Il recommande aussi d’introduire des options facultatives comme le steward ownership, une démarche qui propose de repenser la gouvernance et l’actionnariat d’une entreprise, des dispositifs de protection contre les acquisitions prédatrices, ainsi que des règles harmonisées sur la participation financière des salariés.

Le Parlement européen propose la création du statut de société européenne unifiée (S.EU)

Le Parlement européen recommande que les sociétés nationales à responsabilité limitée qui souhaiteraient bénéficier du 28e régime puissent s’enregistrer en tant que "Societas Europaea Unificata" (S.EU) ; en tant que telles, elles seraient automatiquement reconnues dans tous les États membres. 

Pour renforcer l’écosystème européen de l’innovation, le texte préconise plusieurs mesures, par exemple faciliter les partenariats entre entreprises, universités et instituts de recherche. 

Le Parlement européen estime aussi qu’il serait pertinent de créer des modèles de documents ainsi que des procédures spécialisées pour régler les litiges.

D'autres recommandations concernent :

  • la création et gestion simplifiées avec la constitution d'un start-up possible en 48 heures, via un portail numérique unique, un capital minimum (1 euro pour l’enregistrement), des contrôles de solvabilité prévus pour protéger les créanciers, un siège statutaire et une administration centrale pouvant être situés dans deux États membres ;
  • des garanties sociales préservées avec des mécanismes pour éviter le contournement des lois nationales protégeant travailleurs, représentants du personnel, syndicats et autres parties vulnérables et la nécessité d’inclure des règles sur la participation des salariés aux affaires de la société.

À la recherche d'une appellation plus compréhensible :  UE Inc. ?

L’appellation même de "28e régime" devrait être remplacée par un autre titre, selon l'avis des eurodéputés. Non seulement parce qu’un tel régime pourrait s’appliquer à trente, voire trente-et-un États en vertu d'adhésions futures, mais aussi parce qu’il s’agit d’un jargon incompréhensible pour les non-spécialistes.

Le marché européen dispose d'un droit des consommateurs mais n'est pour l'heure qu'aux prémices d'un droit des commerçants.

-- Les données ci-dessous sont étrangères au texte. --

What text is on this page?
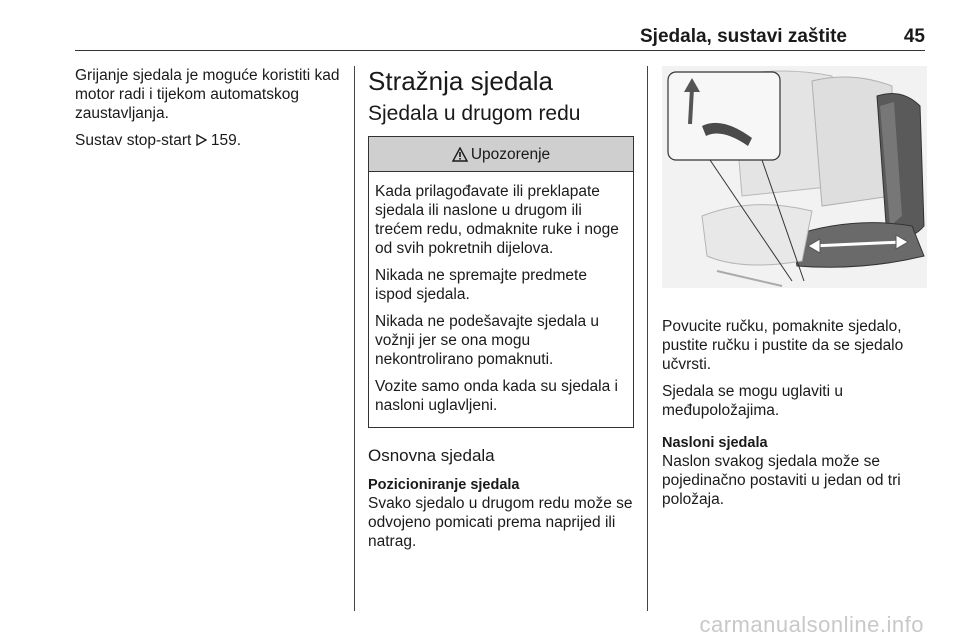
Sjedala, sustavi zaštite	45

Grijanje sjedala je moguće koristiti kad motor radi i tijekom automatskog zaustavljanja.

Sustav stop-start 159.

Stražnja sjedala
Sjedala u drugom redu
Upozorenje

Kada prilagođavate ili preklapate sjedala ili naslone u drugom ili trećem redu, odmaknite ruke i noge od svih pokretnih dijelova.

Nikada ne spremajte predmete ispod sjedala.

Nikada ne podešavajte sjedala u vožnji jer se ona mogu nekontrolirano pomaknuti.

Vozite samo onda kada su sjedala i nasloni uglavljeni.

Osnovna sjedala
Pozicioniranje sjedala

Svako sjedalo u drugom redu može se odvojeno pomicati prema naprijed ili natrag.

Povucite ručku, pomaknite sjedalo, pustite ručku i pustite da se sjedalo učvrsti.

Sjedala se mogu uglaviti u međupoložajima.

Nasloni sjedala

Naslon svakog sjedala može se pojedinačno postaviti u jedan od tri položaja.

carmanualsonline.info
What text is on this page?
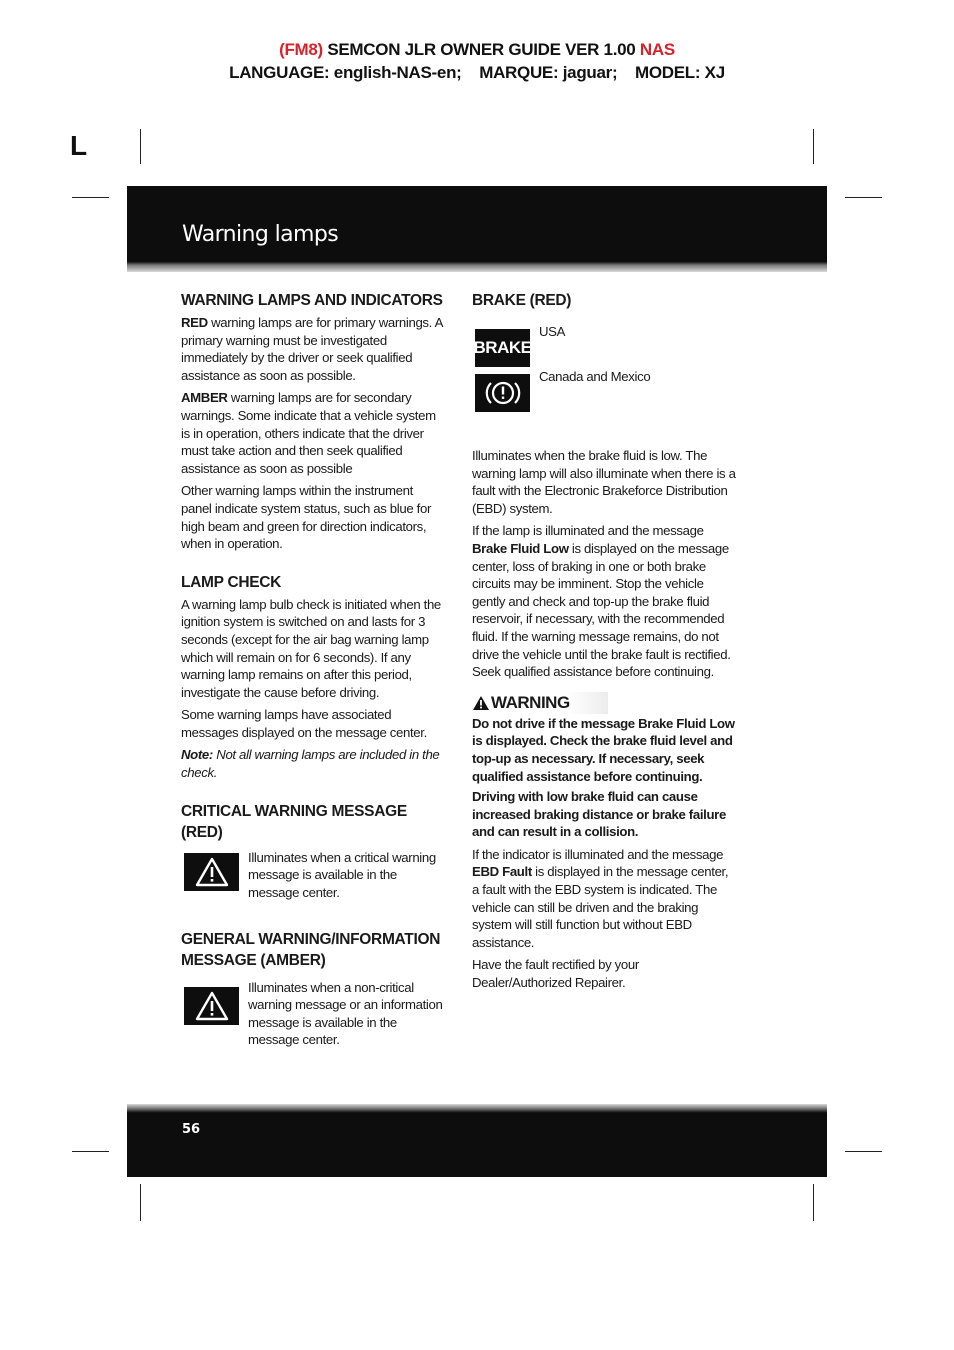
(FM8) SEMCON JLR OWNER GUIDE VER 1.00 NAS
LANGUAGE: english-NAS-en;    MARQUE: jaguar;    MODEL: XJ
L
Warning lamps
WARNING LAMPS AND INDICATORS
RED warning lamps are for primary warnings. A primary warning must be investigated immediately by the driver or seek qualified assistance as soon as possible.
AMBER warning lamps are for secondary warnings. Some indicate that a vehicle system is in operation, others indicate that the driver must take action and then seek qualified assistance as soon as possible
Other warning lamps within the instrument panel indicate system status, such as blue for high beam and green for direction indicators, when in operation.
LAMP CHECK
A warning lamp bulb check is initiated when the ignition system is switched on and lasts for 3 seconds (except for the air bag warning lamp which will remain on for 6 seconds). If any warning lamp remains on after this period, investigate the cause before driving.
Some warning lamps have associated messages displayed on the message center.
Note: Not all warning lamps are included in the check.
CRITICAL WARNING MESSAGE (RED)
Illuminates when a critical warning message is available in the message center.
GENERAL WARNING/INFORMATION MESSAGE (AMBER)
Illuminates when a non-critical warning message or an information message is available in the message center.
BRAKE (RED)
BRAKE
USA
Canada and Mexico
Illuminates when the brake fluid is low. The warning lamp will also illuminate when there is a fault with the Electronic Brakeforce Distribution (EBD) system.
If the lamp is illuminated and the message Brake Fluid Low is displayed on the message center, loss of braking in one or both brake circuits may be imminent. Stop the vehicle gently and check and top-up the brake fluid reservoir, if necessary, with the recommended fluid. If the warning message remains, do not drive the vehicle until the brake fault is rectified. Seek qualified assistance before continuing.
WARNING
Do not drive if the message Brake Fluid Low is displayed. Check the brake fluid level and top-up as necessary. If necessary, seek qualified assistance before continuing.
Driving with low brake fluid can cause increased braking distance or brake failure and can result in a collision.
If the indicator is illuminated and the message EBD Fault is displayed in the message center, a fault with the EBD system is indicated. The vehicle can still be driven and the braking system will still function but without EBD assistance.
Have the fault rectified by your Dealer/Authorized Repairer.
56
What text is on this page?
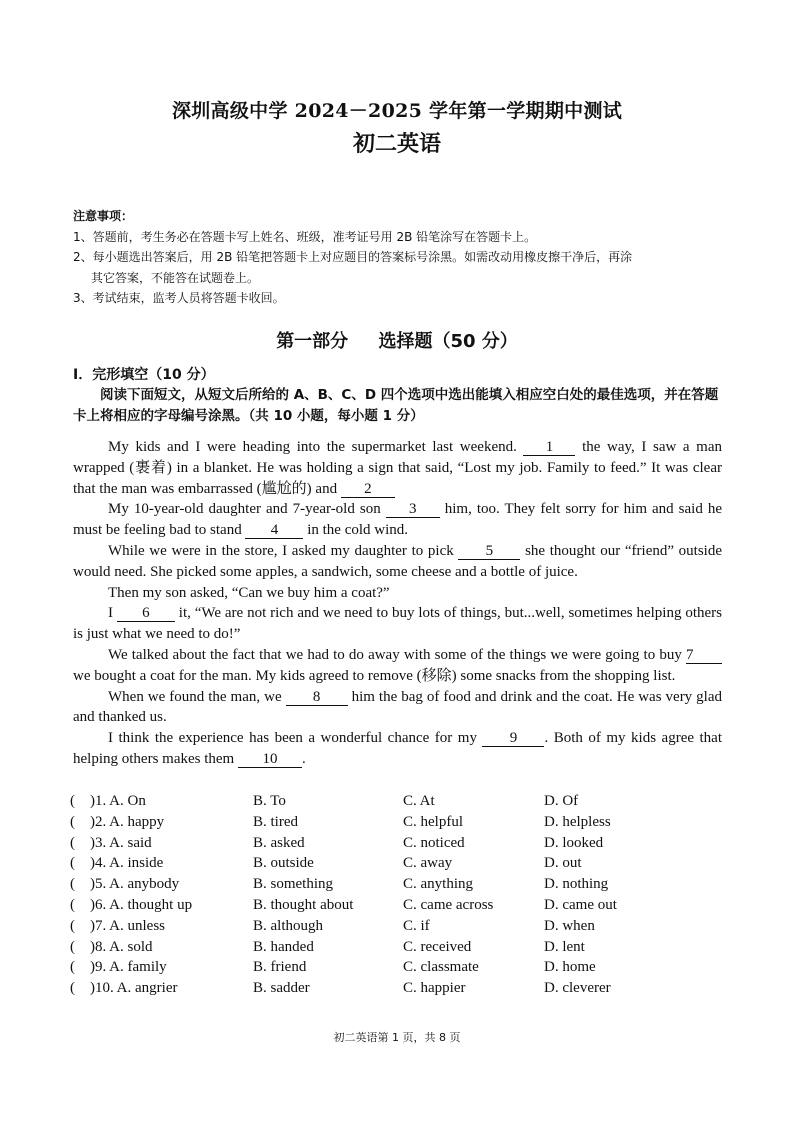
深圳高级中学 2024－2025 学年第一学期期中测试
初二英语
注意事项：
1、答题前，考生务必在答题卡写上姓名、班级，准考证号用 2B 铅笔涂写在答题卡上。
2、每小题选出答案后，用 2B 铅笔把答题卡上对应题目的答案标号涂黑。如需改动用橡皮擦干净后，再涂
其它答案，不能答在试题卷上。
3、考试结束，监考人员将答题卡收回。
第一部分 选择题（50 分）
I．完形填空（10 分）
阅读下面短文，从短文后所给的 A、B、C、D 四个选项中选出能填入相应空白处的最佳选项，并在答题卡上将相应的字母编号涂黑。（共 10 小题，每小题 1 分）

My kids and I were heading into the supermarket last weekend. 1 the way, I saw a man wrapped (裹着) in a blanket. He was holding a sign that said, “Lost my job. Family to feed.” It was clear that the man was embarrassed (尴尬的) and 2

My 10-year-old daughter and 7-year-old son 3 him, too. They felt sorry for him and said he must be feeling bad to stand 4 in the cold wind.

While we were in the store, I asked my daughter to pick 5 she thought our “friend” outside would need. She picked some apples, a sandwich, some cheese and a bottle of juice.

Then my son asked, “Can we buy him a coat?”

I 6 it, “We are not rich and we need to buy lots of things, but...well, sometimes helping others is just what we need to do!”

We talked about the fact that we had to do away with some of the things we were going to buy 7 we bought a coat for the man. My kids agreed to remove (移除) some snacks from the shopping list.

When we found the man, we 8 him the bag of food and drink and the coat. He was very glad and thanked us.

I think the experience has been a wonderful chance for my 9 . Both of my kids agree that helping others makes them 10 .

(　)1. A. On	B. To	C. At	D. Of
(　)2. A. happy	B. tired	C. helpful	D. helpless
(　)3. A. said	B. asked	C. noticed	D. looked
(　)4. A. inside	B. outside	C. away	D. out
(　)5. A. anybody	B. something	C. anything	D. nothing
(　)6. A. thought up	B. thought about	C. came across	D. came out
(　)7. A. unless	B. although	C. if	D. when
(　)8. A. sold	B. handed	C. received	D. lent
(　)9. A. family	B. friend	C. classmate	D. home
(　)10. A. angrier	B. sadder	C. happier	D. cleverer
初二英语第 1 页，共 8 页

Le rapport Letta a recommandé un "28e régime" établissant une législation commune des entreprises, là où c’est possible. Plus spécifiquement, si elle était rendue simple, prévisible et attrayante, une telle législation pourrait constituer une alternative supérieure à l'harmonisation des règles des 27 qui pourraient subsister sans constituer un obstacle à l'expansion des acteurs économiques européens

Ainsi, le projet de Code européen des affaires n'apparaît donc pas comme une couche de réglementation ou d'obligations supplémentaires pour les entreprises. Cela dans un espace où les intérêts stratégiques relèvent d'une souveraineté économique et juridique partagée, commune et stratégique dans un monde où s'exprime l'hyper-compétitivité et les enjeux de puissance entre les différents acteurs, qu'ils soient publics ou privés.